Second geopark in jeopardy due to forest farm project?

The Kinta Valley geopark is the second national geopark after the Langkawi’s Unesco Global Geopark in Kedah. — Picture from Gua Tempurung Facebook page
The Kinta Valley geopark is the second national geopark after the Langkawi’s Unesco Global Geopark in Kedah. — Picture from Gua Tempurung Facebook page

IPOH, April 15 — The future of the country’s second national geopark — Kinta Valley geopark — is in doubt following claims that the forest farm development project at the Kledang Saiong and Bukit Kiara Forest Reserves is located within its confines.

Sahabat Alam Malaysia (SAM) field officer Meor Razak Meor Abdul Rahman said that he had confirmed the claim after conducting a map check.

“Hence, the Perak state government must reconsider its decision to award the project,” he told Malay Mail.

Sultan of Perak Sultan Nazrin Muizzuddin Shah declared the geopark last October.

The Kinta Valley geopark is the second national geopark after the Langkawi’s Unesco Global Geopark in Kedah.

It covers an area of 1,952km and encompasses two districts in Perak: The Kinta and Kampar districts.
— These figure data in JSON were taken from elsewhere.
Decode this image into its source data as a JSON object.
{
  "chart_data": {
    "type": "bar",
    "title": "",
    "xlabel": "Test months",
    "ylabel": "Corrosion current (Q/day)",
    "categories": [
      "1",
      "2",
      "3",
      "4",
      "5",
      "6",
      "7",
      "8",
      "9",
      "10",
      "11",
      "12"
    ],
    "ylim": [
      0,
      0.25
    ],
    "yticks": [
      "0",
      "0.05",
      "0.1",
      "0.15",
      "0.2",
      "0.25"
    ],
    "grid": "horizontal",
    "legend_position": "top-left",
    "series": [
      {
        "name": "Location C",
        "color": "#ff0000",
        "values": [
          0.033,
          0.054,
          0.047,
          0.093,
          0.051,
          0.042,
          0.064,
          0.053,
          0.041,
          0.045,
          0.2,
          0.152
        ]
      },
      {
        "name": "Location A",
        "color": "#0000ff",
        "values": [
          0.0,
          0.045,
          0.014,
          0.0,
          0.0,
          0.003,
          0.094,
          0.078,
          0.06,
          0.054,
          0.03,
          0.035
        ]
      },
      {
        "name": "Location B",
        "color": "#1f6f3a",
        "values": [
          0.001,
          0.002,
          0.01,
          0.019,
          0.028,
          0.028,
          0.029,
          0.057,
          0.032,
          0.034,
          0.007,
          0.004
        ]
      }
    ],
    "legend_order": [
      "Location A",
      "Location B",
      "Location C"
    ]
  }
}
Meor Razak said a geopark is defined as an area containing one or more sites of particular geological importance, which is intended to conserve the geological heritage and promote public awareness of it.

“It should not be disturbed as it could affect its status,” he said, adding that anything endemic to the park should be left untouched.

“The forest in the park is original forest contrary to claims by the state government that it was an unproductive forest,” he said, adding that this was the result of poor enforcement.

He said the purpose of declaring the area as a geopark was to offer better protection to the forest within.

“It is meaningless to have the geopark status if the forest farm project is allowed to go on,” he added.

Malay Mail had previously reported Mentri Besar Datuk Seri Ahmad Faizal Azumu as saying that the company which had applied for the forest farming development had been screened by the Forestry Department.

Ahmad Faizal said the company would be cooperating with MTIB to develop the 400ha of land, which was identified as secondary forest.

MTIB chairman Wong Tack then joined the fray when he said the approval was given by the Perak state government and not by MTIB nor its subsidiary Forest Plantation Development Sdn Bhd (FFDSB).

The controversy erupted when DAP’s Kampar MP Thomas Su lodged a report with the Malaysian Anti-Corruption Commission (MACC) over the state government’s decision to award the concession to the then five-month-old company which initially had a paid-up capital of just RM2 that was formed after the 14th general election.

The company now has RM500,000 paid-up capital.

Malay Mail has reached out to the state Tourism, Arts and Culture Committee chairman Tan Kar Hing for his response.